After computing the basic performance metrics for both the strategy and the market, this section adjusts the Sharpe ratio by penalizing excessive volatility and underperformance relative to the market benchmark. The goal is to ensure that the evaluation metric rewards stable, market-comparable performance rather than aggressive or overleveraged behavior.

#### 4.9 Volatility Penalty

To prevent models from taking on excessive risk, the strategy’s volatility is compared to that of the market:

$$
\text{Excess Volatility} = \max\left(0, \frac{\sigma_{\text{strategy}}}{\sigma_{\text{market}}} - 1.2\right)
$$

If the strategy’s volatility is below or up to **1.2x the market volatility**, no penalty is applied. If it exceeds that threshold, the excess portion increases **linearly** with the volatility ratio.

The final volatility penalty factor is then:

$$
\text{Volatility Penalty} = 1 + \text{Excess Volatility}
$$

This means that higher volatility directly reduces the adjusted Sharpe score.

#### 4.10 Return Penalty

The return gap penalizes strategies that achieve a lower mean excess return than the market:

$$
\text{Return Gap} = \max\left(0, (\bar{r}_{\text{excess\_market}} - \bar{r}_{\text{excess\_strategy}}) \times 100 \times 252\right)
$$

The difference between market and strategy mean excess returns (in daily terms) is annualized and converted into percentage points.
If the strategy outperforms the market, the penalty is zero.

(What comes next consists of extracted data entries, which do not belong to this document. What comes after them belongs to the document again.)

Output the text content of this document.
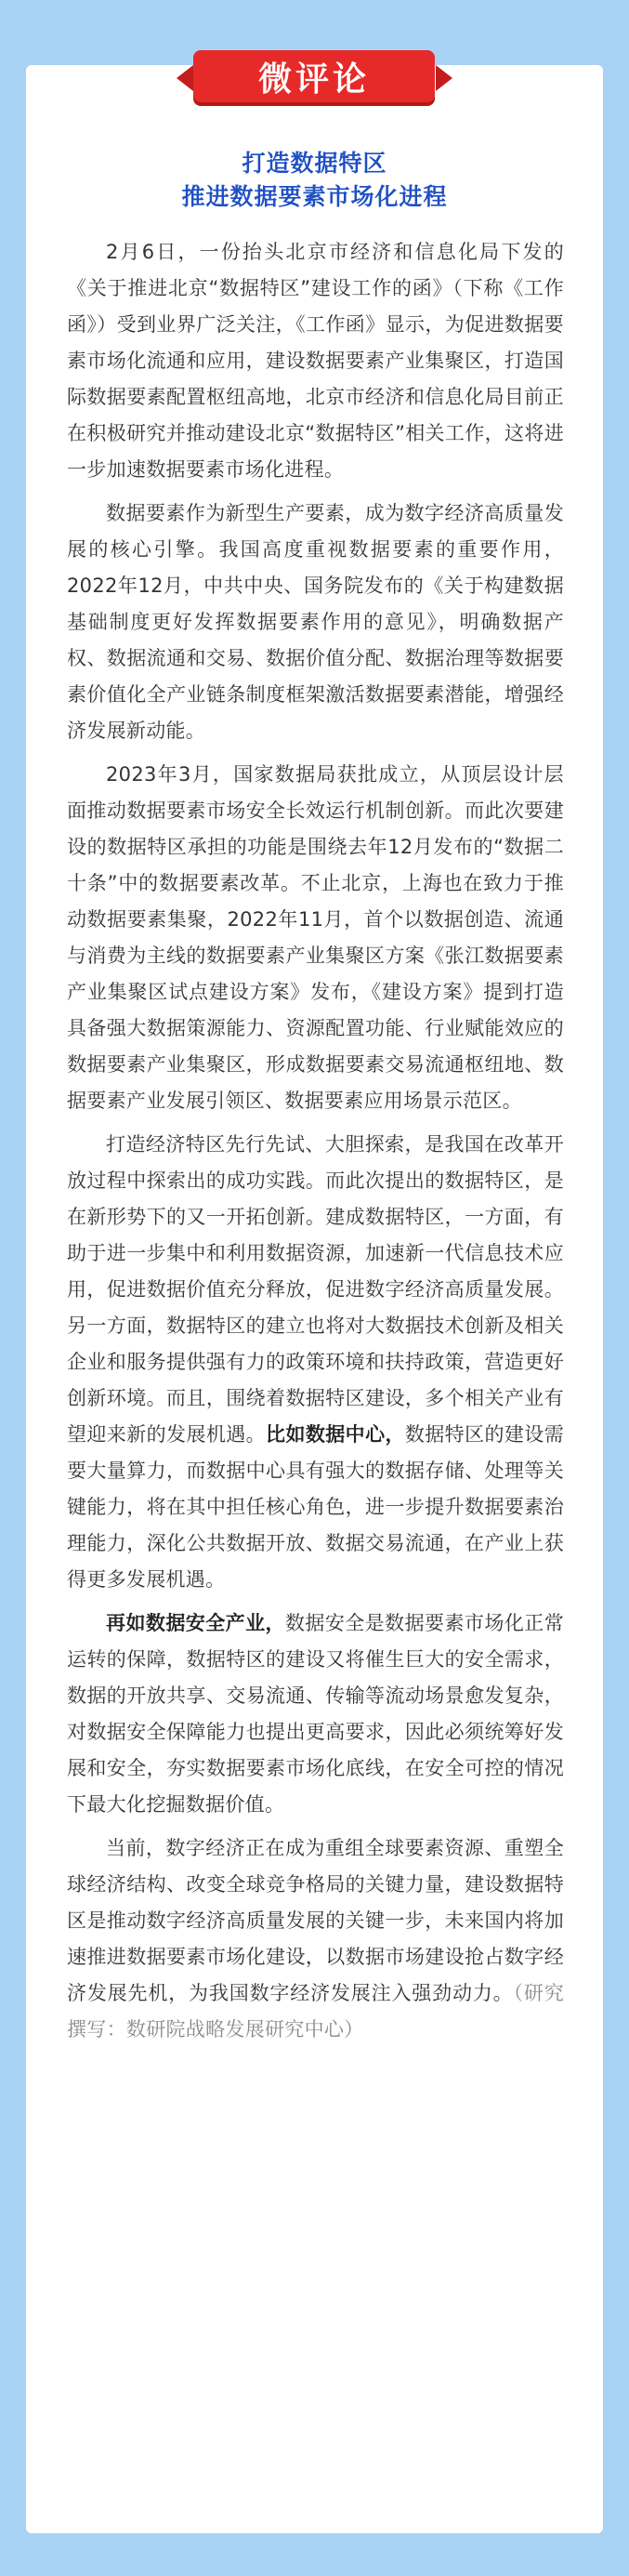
微评论
打造数据特区
推进数据要素市场化进程

2月6日，一份抬头北京市经济和信息化局下发的《关于推进北京“数据特区”建设工作的函》（下称《工作函》）受到业界广泛关注，《工作函》显示，为促进数据要素市场化流通和应用，建设数据要素产业集聚区，打造国际数据要素配置枢纽高地，北京市经济和信息化局目前正在积极研究并推动建设北京“数据特区”相关工作，这将进一步加速数据要素市场化进程。

数据要素作为新型生产要素，成为数字经济高质量发展的核心引擎。我国高度重视数据要素的重要作用，2022年12月，中共中央、国务院发布的《关于构建数据基础制度更好发挥数据要素作用的意见》，明确数据产权、数据流通和交易、数据价值分配、数据治理等数据要素价值化全产业链条制度框架激活数据要素潜能，增强经济发展新动能。

2023年3月，国家数据局获批成立，从顶层设计层面推动数据要素市场安全长效运行机制创新。而此次要建设的数据特区承担的功能是围绕去年12月发布的“数据二十条”中的数据要素改革。不止北京，上海也在致力于推动数据要素集聚，2022年11月，首个以数据创造、流通与消费为主线的数据要素产业集聚区方案《张江数据要素产业集聚区试点建设方案》发布，《建设方案》提到打造具备强大数据策源能力、资源配置功能、行业赋能效应的数据要素产业集聚区，形成数据要素交易流通枢纽地、数据要素产业发展引领区、数据要素应用场景示范区。

打造经济特区先行先试、大胆探索，是我国在改革开放过程中探索出的成功实践。而此次提出的数据特区，是在新形势下的又一开拓创新。建成数据特区，一方面，有助于进一步集中和利用数据资源，加速新一代信息技术应用，促进数据价值充分释放，促进数字经济高质量发展。另一方面，数据特区的建立也将对大数据技术创新及相关企业和服务提供强有力的政策环境和扶持政策，营造更好创新环境。而且，围绕着数据特区建设，多个相关产业有望迎来新的发展机遇。比如数据中心，数据特区的建设需要大量算力，而数据中心具有强大的数据存储、处理等关键能力，将在其中担任核心角色，进一步提升数据要素治理能力，深化公共数据开放、数据交易流通，在产业上获得更多发展机遇。

再如数据安全产业，数据安全是数据要素市场化正常运转的保障，数据特区的建设又将催生巨大的安全需求，数据的开放共享、交易流通、传输等流动场景愈发复杂，对数据安全保障能力也提出更高要求，因此必须统筹好发展和安全，夯实数据要素市场化底线，在安全可控的情况下最大化挖掘数据价值。

当前，数字经济正在成为重组全球要素资源、重塑全球经济结构、改变全球竞争格局的关键力量，建设数据特区是推动数字经济高质量发展的关键一步，未来国内将加速推进数据要素市场化建设，以数据市场建设抢占数字经济发展先机，为我国数字经济发展注入强劲动力。（研究撰写：数研院战略发展研究中心）
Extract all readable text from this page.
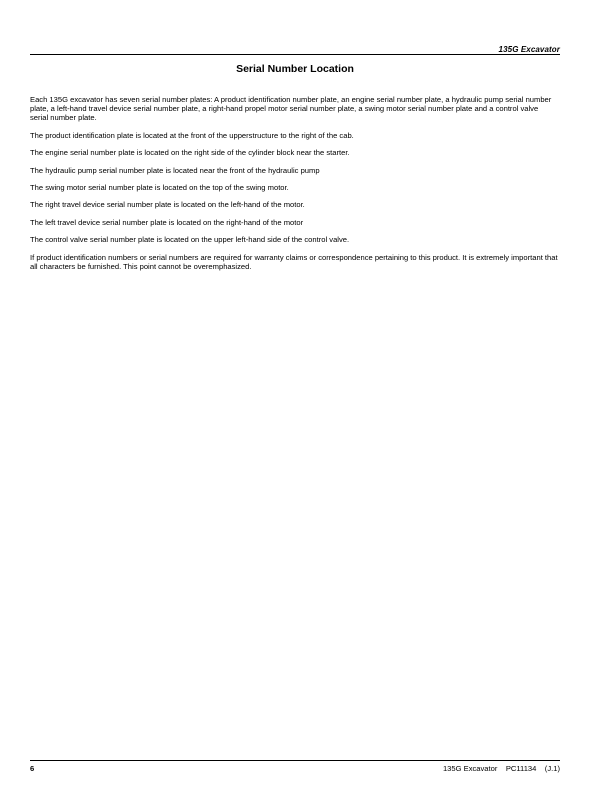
135G Excavator
Serial Number Location

Each 135G excavator has seven serial number plates: A product identification number plate, an engine serial number plate, a hydraulic pump serial number plate, a left-hand travel device serial number plate, a right-hand propel motor serial number plate, a swing motor serial number plate and a control valve serial number plate.

The product identification plate is located at the front of the upperstructure to the right of the cab.

The engine serial number plate is located on the right side of the cylinder block near the starter.

The hydraulic pump serial number plate is located near the front of the hydraulic pump

The swing motor serial number plate is located on the top of the swing motor.

The right travel device serial number plate is located on the left-hand of the motor.

The left travel device serial number plate is located on the right-hand of the motor

The control valve serial number plate is located on the upper left-hand side of the control valve.

If product identification numbers or serial numbers are required for warranty claims or correspondence pertaining to this product. It is extremely important that all characters be furnished. This point cannot be overemphasized.

6	135G Excavator    PC11134    (J.1)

The return penalty is **quadratic**, meaning the penalty increases more sharply for larger gaps:

$$
\text{Return Penalty} = 1 + \frac{(\text{Return Gap})^2}{100}
$$

This ensures that moderate underperformance has a small effect, while large underperformance significantly reduces the final score.

#### 4.11 Sharpe Ratio

The Sharpe ratio measures annualized risk-adjusted return:

$$
\text{Sharpe} = \frac{\bar{r}_{\text{strategy}}^{\text{excess}}}{\sigma_{\text{strategy}}} \times \sqrt{252}
$$

It reflects how much excess return the strategy delivers per unit of volatility.

#### 4.12 Adjusted Sharpe Ratio

The adjusted Sharpe ratio incorporates both penalties to discourage risk-taking or low-return behavior:

$$
\text{Adjusted Sharpe} =
\frac{\text{Sharpe}}
{\text{Volatility Penalty} \times \text{Return Penalty}}
$$

This ensures that:

* High-volatility strategies (over 1.2× market risk) are penalized,
* Underperforming strategies (below market return) are penalized,
* Only risk-efficient, market-consistent strategies achieve high scores.


In [None]:
excess_volatility = np.maximum(0, strategy_volatility / market_volatility - 1.2) if market_volatility > 0 else 0
volatility_penalty = 1 + excess_volatility

return_gap = max(0, (market_mean_excess_return - strategy_mean_excess_return) * 100 * trading_days)
return_penalty = 1 + (return_gap ** 2) / 100

sharpe = strategy_mean_excess_return / strategy_std * np.sqrt(trading_days)
adjusted_sharpe = sharpe / (volatility_penalty * return_penalty)

print(
f'''
Excess Volatility: {excess_volatility:.6f}
Volatility Penalty: {volatility_penalty:.6f}

Return Gap: {return_gap:.6f}
Return Penalty: {return_penalty:.6f}

Sharpe: {sharpe:.6f}
Adjusted Sharpe: {adjusted_sharpe:.6f}
'''
)